Kadınların şiddete uğradıklarında destek alabileceği kamu kurumlarının hizmet kapasitelerinin yetersizliği, salgın döneminde öne çıkan başlıklardan biri olduğunu vurgulayan Başaran, “Sığınaklardan, ŞÖNİM’lere, karakollardan adliyelere tüm kurumların yalnızca sayısal olarak yetersizliği değil hizmet kalitesinin artırılması için de acilen bir politik programa ihtiyaç var” dedi. Raporda, erkek şiddetine karşı öncelikle atılması gereken adımlar, şöyle sıralandı:

* İktidar tarafından tartışmaya açılan ancak kadına yönelik şiddete karşı uluslararası bir sözleşme olan İstanbul Sözleşmesi amasız fakatsız uygulanmalıdır.

* Kadın özgürlükçü bir perspektifle yönetilen belediyelerimize yönelik kayyım politikalarına son verilmelidir.

‘Şiddetle mücadelede kamu bütçesinden kaynak ayrılmalı’

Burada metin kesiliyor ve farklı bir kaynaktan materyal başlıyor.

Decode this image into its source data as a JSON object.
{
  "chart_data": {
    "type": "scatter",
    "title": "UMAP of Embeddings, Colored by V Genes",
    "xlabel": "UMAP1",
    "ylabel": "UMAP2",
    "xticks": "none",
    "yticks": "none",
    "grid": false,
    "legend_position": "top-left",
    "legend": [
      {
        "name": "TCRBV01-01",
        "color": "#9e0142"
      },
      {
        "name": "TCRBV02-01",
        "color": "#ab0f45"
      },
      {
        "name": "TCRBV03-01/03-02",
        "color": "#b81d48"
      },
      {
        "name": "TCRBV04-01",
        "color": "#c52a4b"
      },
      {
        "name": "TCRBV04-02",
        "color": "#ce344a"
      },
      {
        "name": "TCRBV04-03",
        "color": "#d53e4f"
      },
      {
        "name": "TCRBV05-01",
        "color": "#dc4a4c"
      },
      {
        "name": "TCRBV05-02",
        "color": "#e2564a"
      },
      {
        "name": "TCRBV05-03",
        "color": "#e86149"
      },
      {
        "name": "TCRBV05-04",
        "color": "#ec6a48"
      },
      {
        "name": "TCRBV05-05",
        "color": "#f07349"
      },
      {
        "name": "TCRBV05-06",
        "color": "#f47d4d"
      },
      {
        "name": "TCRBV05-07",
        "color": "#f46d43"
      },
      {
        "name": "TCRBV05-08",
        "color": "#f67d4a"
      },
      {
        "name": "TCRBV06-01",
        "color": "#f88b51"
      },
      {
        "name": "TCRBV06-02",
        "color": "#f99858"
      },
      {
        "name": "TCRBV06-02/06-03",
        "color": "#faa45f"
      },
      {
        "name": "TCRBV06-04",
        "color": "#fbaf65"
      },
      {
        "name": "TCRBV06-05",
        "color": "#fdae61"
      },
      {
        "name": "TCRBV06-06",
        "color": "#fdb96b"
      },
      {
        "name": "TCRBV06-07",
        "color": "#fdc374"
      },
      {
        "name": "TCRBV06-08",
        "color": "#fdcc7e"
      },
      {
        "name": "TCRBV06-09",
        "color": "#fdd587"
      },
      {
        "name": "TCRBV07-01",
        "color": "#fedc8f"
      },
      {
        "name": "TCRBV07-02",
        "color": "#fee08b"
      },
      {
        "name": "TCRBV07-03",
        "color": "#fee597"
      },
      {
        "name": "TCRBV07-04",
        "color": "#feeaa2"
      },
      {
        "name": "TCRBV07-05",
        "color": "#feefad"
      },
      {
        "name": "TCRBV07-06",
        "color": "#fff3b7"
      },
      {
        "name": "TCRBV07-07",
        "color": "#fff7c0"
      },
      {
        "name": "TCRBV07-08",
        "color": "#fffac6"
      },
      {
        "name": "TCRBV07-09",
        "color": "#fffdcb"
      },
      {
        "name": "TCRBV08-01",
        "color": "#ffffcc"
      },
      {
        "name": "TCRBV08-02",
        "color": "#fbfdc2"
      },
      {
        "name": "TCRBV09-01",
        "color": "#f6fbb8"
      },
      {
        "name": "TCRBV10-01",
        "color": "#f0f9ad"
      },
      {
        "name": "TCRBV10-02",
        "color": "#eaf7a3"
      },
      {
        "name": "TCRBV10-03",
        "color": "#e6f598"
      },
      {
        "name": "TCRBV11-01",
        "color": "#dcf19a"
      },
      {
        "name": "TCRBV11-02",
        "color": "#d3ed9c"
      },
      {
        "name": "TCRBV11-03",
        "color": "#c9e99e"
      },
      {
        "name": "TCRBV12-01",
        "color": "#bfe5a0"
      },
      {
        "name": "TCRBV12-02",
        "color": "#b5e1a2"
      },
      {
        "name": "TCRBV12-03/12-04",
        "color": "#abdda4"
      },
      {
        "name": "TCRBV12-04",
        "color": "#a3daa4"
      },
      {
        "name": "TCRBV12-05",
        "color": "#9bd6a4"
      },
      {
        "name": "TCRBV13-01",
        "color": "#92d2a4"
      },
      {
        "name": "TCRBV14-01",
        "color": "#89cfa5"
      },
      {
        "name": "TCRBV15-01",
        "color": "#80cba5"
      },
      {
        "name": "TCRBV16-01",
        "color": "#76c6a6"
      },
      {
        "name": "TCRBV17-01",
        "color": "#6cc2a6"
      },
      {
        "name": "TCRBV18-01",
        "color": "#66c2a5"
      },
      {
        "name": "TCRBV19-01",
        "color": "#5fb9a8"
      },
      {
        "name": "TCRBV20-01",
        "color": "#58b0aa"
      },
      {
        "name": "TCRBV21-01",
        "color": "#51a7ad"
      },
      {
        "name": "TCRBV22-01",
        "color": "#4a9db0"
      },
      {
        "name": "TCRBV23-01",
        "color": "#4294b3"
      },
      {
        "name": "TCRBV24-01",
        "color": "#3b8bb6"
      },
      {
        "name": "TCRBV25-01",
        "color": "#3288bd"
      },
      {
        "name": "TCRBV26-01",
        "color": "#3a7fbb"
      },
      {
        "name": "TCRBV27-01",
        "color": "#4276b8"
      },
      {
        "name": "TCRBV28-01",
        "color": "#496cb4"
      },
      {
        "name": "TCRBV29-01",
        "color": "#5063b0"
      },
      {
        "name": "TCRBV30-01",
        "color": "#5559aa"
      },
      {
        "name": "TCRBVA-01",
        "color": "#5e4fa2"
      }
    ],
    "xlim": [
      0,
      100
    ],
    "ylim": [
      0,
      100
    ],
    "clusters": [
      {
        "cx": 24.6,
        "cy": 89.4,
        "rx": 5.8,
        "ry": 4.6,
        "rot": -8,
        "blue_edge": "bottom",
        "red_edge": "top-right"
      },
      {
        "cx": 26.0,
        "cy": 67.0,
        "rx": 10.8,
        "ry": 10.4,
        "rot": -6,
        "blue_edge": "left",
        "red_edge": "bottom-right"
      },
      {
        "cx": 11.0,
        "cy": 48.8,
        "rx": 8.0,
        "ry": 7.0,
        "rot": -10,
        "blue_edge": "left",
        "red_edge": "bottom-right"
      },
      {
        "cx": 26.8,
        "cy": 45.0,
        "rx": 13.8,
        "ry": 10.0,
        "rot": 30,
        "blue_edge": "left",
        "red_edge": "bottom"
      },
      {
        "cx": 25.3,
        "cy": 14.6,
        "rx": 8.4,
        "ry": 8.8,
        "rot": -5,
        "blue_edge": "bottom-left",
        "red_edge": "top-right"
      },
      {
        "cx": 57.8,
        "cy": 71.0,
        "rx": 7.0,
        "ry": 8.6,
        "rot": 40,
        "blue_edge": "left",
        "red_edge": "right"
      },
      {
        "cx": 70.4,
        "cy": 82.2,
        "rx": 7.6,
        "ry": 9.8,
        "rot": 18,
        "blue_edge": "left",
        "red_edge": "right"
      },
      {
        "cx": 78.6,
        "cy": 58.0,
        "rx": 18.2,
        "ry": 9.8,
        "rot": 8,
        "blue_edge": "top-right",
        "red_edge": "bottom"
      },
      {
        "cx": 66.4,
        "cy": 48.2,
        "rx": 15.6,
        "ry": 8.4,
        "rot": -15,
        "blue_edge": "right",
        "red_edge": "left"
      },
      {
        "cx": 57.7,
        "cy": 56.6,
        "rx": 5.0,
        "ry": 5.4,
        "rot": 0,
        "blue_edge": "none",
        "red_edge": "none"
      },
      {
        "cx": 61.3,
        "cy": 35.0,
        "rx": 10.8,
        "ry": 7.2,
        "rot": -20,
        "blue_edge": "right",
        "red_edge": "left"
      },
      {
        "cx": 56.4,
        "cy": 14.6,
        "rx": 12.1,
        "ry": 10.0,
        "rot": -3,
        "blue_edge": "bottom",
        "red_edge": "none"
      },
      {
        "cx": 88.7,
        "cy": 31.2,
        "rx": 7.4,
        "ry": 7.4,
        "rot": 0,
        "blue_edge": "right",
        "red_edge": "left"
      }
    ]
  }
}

* Kadına yönelik şiddetle mücadelede kapasite geliştirmek üzere ciddi kamu bütçesinden kapsamlı bir kaynak ayrılmalı. Bu kaynak kadına yönelik şiddetle mücadele birimlerinin kapasitesini artırmak üzere harcanmalı.

* Kadınların başvurabileceği, karakol, ŞÖNİM, adliyeler, adli yardım büroları, kaymakamlıklar, Sosyal Hizmet Merkezleri gibi birimlerinin eşgüdümlü çalışmasını sağlamak için her ilde kadına yönelik şiddet kriz koordinasyon masaları kurulmalı.

* Kolluğundan savcısına, sosyal hizmet uzmanından psikoloğuna, hakimine ilgili tüm çalışanlara gerek normal dönemlerde gerek kriz anlarında kadınlara nasıl destek sunması gerektiği konusunda yeniden cinsiyet eşitlikçi bir perspektifle eğitimler verilmeli. 

‘7/24 hizmet veren acil destek hattı açılmalı’

* Sadece kadına yönelik şiddet konusunda 7/24, ücretsiz ve çok dilli hizmet verecek uzmanlaşmış bir acil destek hattı açılmalı.

* Sığınak ve acil barınma ihtiyaçları için kapasiteler artırılmalı; bu mekanlarda salgına ilişkin sağlık önlemleri alınırken kadınları mağdur etmeyecek yeni düzenlemeler yapılmalı. Örneğin koğuş sistemi yerine oda sistemine geçilmeli, ortak kullanım alanlarının sayısı artırılmalı, kadınlara hastane mahkeme gibi toplu alanlara erişimde araç tahsis edilmeli.